Waving a variety of placards and banners that displayed considerably better graphic design skills than the norm, around 100 protesters urged lawmakers not to back proposals that would prevent childless women donating eggs.
They argued that the changes to the Sexual and reproductive health law were discriminatory and based more on a desire to impose traditional morality than medical science.
Several MPs stopped to speak to demonstrators, as did President Raimonds Vejonis who was attending Saeima to mark the close of the spring session.
Inside the debating chamber, medical doctor Hosams Abu Meri of the Unity political party made a powerful speech asking that a decisive vote to turn the proposals into law should be put on hold.

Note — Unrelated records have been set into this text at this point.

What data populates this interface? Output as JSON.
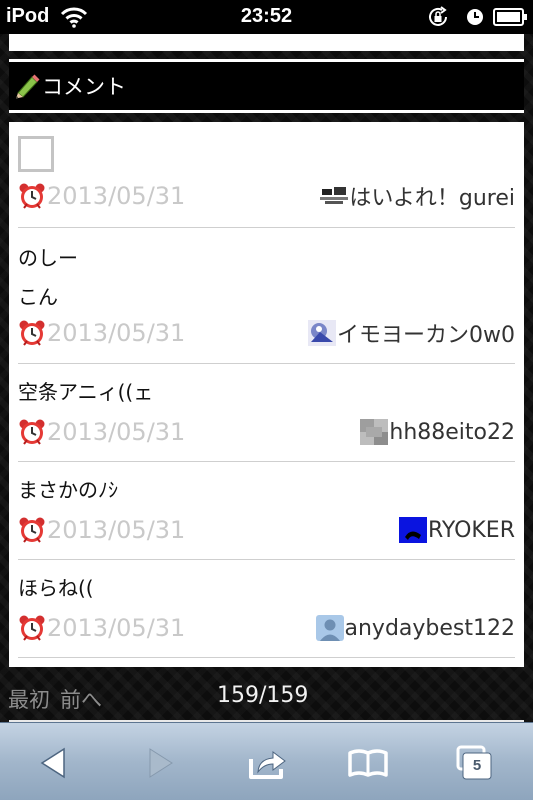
{
  "status_bar": {
    "carrier": "iPod",
    "time": "23:52",
    "icons": [
      "wifi-icon",
      "rotation-lock-icon",
      "alarm-clock-icon",
      "battery-icon"
    ]
  },
  "header": {
    "icon": "pencil-icon",
    "title": "コメント"
  },
  "comments": [
    {
      "text_lines": [],
      "has_checkbox": true,
      "date": "2013/05/31",
      "user": "はいよれ！gurei",
      "avatar": "avatar-gurei"
    },
    {
      "text_lines": [
        "のしー",
        "こん"
      ],
      "has_checkbox": false,
      "date": "2013/05/31",
      "user": "イモヨーカン0w0",
      "avatar": "avatar-imoyokan"
    },
    {
      "text_lines": [
        "空条アニィ((ェ"
      ],
      "has_checkbox": false,
      "date": "2013/05/31",
      "user": "hh88eito22",
      "avatar": "avatar-hh88eito22"
    },
    {
      "text_lines": [
        "まさかのﾉｼ"
      ],
      "has_checkbox": false,
      "date": "2013/05/31",
      "user": "RYOKER",
      "avatar": "avatar-ryoker"
    },
    {
      "text_lines": [
        "ほらね(("
      ],
      "has_checkbox": false,
      "date": "2013/05/31",
      "user": "anydaybest122",
      "avatar": "avatar-anydaybest122"
    }
  ],
  "pager": {
    "first": "最初",
    "prev": "前へ",
    "count": "159/159"
  },
  "toolbar": {
    "buttons": [
      "back-icon",
      "forward-icon",
      "share-icon",
      "bookmarks-icon",
      "tabs-icon"
    ],
    "tab_count": "5"
  },
  "colors": {
    "page_background": "#0d0d0d",
    "date_text": "#c9c9c9",
    "toolbar_top": "#c4d3e3",
    "toolbar_bottom": "#8ea5bd"
  }
}
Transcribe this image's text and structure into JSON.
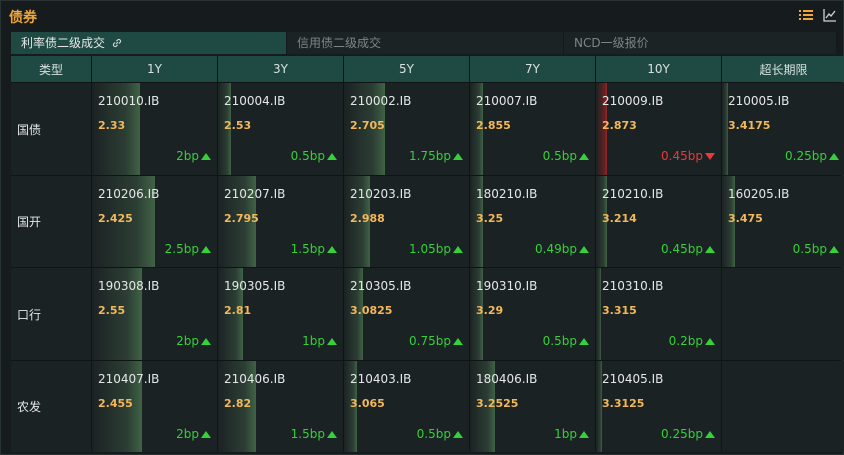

"We can see that a very large part of our society, very many women, are not happy with this law... it genuinely discriminates against a large portion of our society," he said.
He also pointed out research that egg donation can be used beyond fertility treatments to stimulate the production of certain hormones, which might reduce the risk of women developing certain forms of cancer.
As a result, deputies voted to put the proposals on hold until the end of June.
However, Saeima did take one notable medical decision when it appointed Anda Caksa as the new health minister.
Speaking in support of the appointment, Prime Minister Maris Kucinskis insisted his administration was not operating a revolving door policy with regard to ministers and remained committed to real reforms.